Unsupervised Representation Learning by Discovering Reliable Image Relations
Timo Milbich, Omair Ghori, Ferran Diego, Bj\"orn Ommer

TL;DR
This paper introduces an unsupervised method for learning image representations by discovering reliable relations through a divide-and-conquer approach, improving performance on classification and transfer tasks.
Contribution
It proposes a novel divide-and-conquer strategy to identify and utilize reliable image relations for unsupervised representation learning, enhancing robustness and accuracy.
Findings
Achieves 46.0% accuracy on ImageNet unsupervised classification
Outperforms previous methods on transfer learning tasks on PASCAL VOC
Demonstrates state-of-the-art results in unsupervised image relation discovery
Abstract
Learning robust representations that allow to reliably establish relations between images is of paramount importance for virtually all of computer vision.
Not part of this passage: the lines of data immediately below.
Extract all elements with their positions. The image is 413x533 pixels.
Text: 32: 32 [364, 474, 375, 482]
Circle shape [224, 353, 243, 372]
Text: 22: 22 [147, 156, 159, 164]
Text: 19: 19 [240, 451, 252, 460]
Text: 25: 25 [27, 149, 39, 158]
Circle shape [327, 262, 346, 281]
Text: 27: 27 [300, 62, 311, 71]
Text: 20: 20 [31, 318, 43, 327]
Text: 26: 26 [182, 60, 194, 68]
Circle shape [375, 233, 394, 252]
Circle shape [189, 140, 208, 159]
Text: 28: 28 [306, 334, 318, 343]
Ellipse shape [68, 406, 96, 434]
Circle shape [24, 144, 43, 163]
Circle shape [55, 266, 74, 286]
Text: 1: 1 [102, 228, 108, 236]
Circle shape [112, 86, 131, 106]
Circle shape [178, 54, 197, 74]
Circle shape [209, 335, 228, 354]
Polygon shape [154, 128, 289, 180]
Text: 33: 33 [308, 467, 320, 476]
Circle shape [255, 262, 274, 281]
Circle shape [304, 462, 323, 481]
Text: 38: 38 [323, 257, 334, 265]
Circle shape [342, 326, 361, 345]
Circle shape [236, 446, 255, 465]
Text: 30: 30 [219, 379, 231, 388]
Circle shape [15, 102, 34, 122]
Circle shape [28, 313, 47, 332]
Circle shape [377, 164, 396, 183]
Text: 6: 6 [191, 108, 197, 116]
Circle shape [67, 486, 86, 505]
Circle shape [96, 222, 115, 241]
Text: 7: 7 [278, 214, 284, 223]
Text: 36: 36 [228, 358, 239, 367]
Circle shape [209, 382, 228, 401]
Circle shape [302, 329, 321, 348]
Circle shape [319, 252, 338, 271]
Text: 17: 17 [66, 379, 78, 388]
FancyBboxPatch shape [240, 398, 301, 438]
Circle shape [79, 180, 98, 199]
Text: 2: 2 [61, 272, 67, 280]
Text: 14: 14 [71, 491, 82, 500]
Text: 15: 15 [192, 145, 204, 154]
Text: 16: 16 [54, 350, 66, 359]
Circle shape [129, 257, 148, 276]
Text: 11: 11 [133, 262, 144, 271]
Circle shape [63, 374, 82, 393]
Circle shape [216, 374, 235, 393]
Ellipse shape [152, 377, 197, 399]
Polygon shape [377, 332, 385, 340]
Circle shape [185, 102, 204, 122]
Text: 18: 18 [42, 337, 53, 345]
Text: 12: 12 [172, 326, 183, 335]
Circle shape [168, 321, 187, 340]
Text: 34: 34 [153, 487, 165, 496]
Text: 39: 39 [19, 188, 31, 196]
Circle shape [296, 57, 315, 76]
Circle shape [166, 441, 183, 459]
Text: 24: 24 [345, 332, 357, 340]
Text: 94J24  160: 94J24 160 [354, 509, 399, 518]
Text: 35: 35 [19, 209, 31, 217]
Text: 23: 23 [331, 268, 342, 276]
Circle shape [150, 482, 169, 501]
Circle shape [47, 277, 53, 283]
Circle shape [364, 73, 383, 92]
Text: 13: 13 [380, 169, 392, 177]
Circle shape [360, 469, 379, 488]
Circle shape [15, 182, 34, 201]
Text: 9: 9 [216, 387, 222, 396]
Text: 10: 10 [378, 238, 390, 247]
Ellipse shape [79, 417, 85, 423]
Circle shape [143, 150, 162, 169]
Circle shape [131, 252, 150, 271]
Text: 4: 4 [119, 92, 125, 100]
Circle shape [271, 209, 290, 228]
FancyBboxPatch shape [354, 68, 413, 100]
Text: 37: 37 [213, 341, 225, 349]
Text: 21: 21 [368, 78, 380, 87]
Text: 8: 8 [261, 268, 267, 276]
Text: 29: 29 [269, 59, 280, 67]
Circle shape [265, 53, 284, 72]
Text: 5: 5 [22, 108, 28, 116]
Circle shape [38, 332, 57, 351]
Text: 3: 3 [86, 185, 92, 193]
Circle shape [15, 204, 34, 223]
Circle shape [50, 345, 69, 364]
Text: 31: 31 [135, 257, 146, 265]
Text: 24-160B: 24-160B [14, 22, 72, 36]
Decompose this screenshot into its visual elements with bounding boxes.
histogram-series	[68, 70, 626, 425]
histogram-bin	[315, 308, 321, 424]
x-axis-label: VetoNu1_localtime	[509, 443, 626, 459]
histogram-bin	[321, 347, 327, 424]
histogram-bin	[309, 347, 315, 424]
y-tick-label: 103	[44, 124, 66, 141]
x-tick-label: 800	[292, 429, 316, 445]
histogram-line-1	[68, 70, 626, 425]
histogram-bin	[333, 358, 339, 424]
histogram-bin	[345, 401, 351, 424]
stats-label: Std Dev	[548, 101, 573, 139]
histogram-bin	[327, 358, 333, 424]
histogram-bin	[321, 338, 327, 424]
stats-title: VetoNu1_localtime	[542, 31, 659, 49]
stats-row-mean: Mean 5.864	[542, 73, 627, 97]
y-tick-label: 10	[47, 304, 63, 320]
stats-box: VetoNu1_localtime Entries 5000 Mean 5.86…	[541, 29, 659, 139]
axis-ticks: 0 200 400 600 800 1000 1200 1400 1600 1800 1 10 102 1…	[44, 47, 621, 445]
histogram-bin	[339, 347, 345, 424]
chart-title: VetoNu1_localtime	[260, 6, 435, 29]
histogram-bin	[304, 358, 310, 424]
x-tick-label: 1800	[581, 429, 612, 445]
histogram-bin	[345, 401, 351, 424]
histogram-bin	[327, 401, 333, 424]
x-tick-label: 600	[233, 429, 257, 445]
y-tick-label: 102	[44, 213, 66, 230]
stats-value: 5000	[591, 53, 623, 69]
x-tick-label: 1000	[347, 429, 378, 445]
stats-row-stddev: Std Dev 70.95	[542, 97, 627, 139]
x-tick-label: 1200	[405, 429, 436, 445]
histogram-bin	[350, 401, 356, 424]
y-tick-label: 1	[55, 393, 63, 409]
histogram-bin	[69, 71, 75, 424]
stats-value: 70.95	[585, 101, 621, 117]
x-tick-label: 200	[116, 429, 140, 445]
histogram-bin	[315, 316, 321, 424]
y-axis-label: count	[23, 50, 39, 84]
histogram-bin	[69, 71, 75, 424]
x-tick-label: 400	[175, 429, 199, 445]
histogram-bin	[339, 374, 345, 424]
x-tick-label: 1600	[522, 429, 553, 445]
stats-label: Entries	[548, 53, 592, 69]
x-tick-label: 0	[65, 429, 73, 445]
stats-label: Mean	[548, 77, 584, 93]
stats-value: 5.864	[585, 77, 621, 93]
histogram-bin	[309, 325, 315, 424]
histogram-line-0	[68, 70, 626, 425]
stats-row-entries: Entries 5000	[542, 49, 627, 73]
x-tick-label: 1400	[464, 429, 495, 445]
Annotating the quadratic number of pairwise relations between training images is simply not feasible, while unsupervised inference is prone to noise, thus leaving the vast majority of these relations to be unreliable. To nevertheless find those relations which can be reliably utilized for learning, we follow a divide-and-conquer strategy: We find reliable similarities by extracting compact groups of images and reliable dissimilarities by partitioning these groups into subsets, converting the complicated overall problem into few reliable local subproblems. For each of the subsets we obtain a representation by learning a mapping to a target feature space so that their reliable relations are kept. Transitivity relations between the…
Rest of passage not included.